Soprattutto le formazioni liberali tedesche e francesi a Berlino, Parigi e Strasburgo avevano obiezioni contro le regole restrittive per imprese e imprenditori nei Paesi UE.
Il Belgio, che detiene la presidenza di turno semestrale dell’Unione Europea, aveva tentato senza successo due volte di garantire il sostegno UE alla legge, poiché la Germania e altri membri UE, tra cui l’Italia, si erano astenuti dal voto.
Roma ha fatto riferimento a trattative complesse, che coinvolgevano anche una nuova legge sui rifiuti da imballaggio, su cui l’Italia aveva espresso alcune riserve, affermando ora di aver trovato il giusto equilibrio. Anche quella legge è stata approvata venerdì.
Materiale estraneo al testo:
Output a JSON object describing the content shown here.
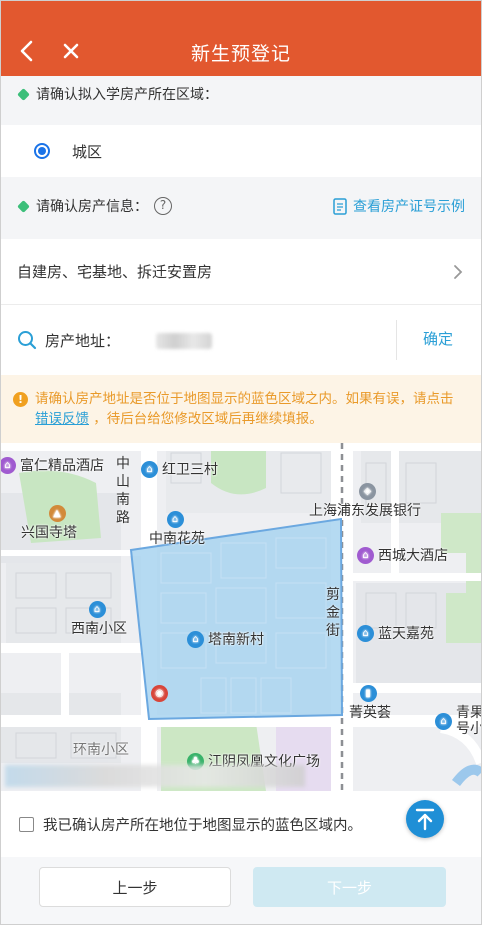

L’europarlamentare olandese Lara Wolters (S&D/PvdA), che ha supervisionato la preparazione della legge, ha dichiarato che “l’approvazione della legge anti-voltafaccia è una vittoria per le persone e per l’ambiente, e una sconfitta per i lobbisti cinici. Lobby imprenditoriali ostili hanno fatto di tutto per smantellare e bloccare la legge”.
“Ora la palla passa al Parlamento Europeo per l’ultimo ostacolo. Dopo cinque anni di negoziati e consultazioni, è giunto il momento di compiere un grande passo verso un’economia più equa per il futuro.”
A breve il Parlamento Europeo comunicherà quando voterà sull’accordo. La votazione avverrà in due fasi: la commissione parlamentare Affari Giuridici (JURI) esaminerà l’accordo la prossima settimana; in caso di maggioranza, il Parlamento voterà in sessione plenaria ad aprile.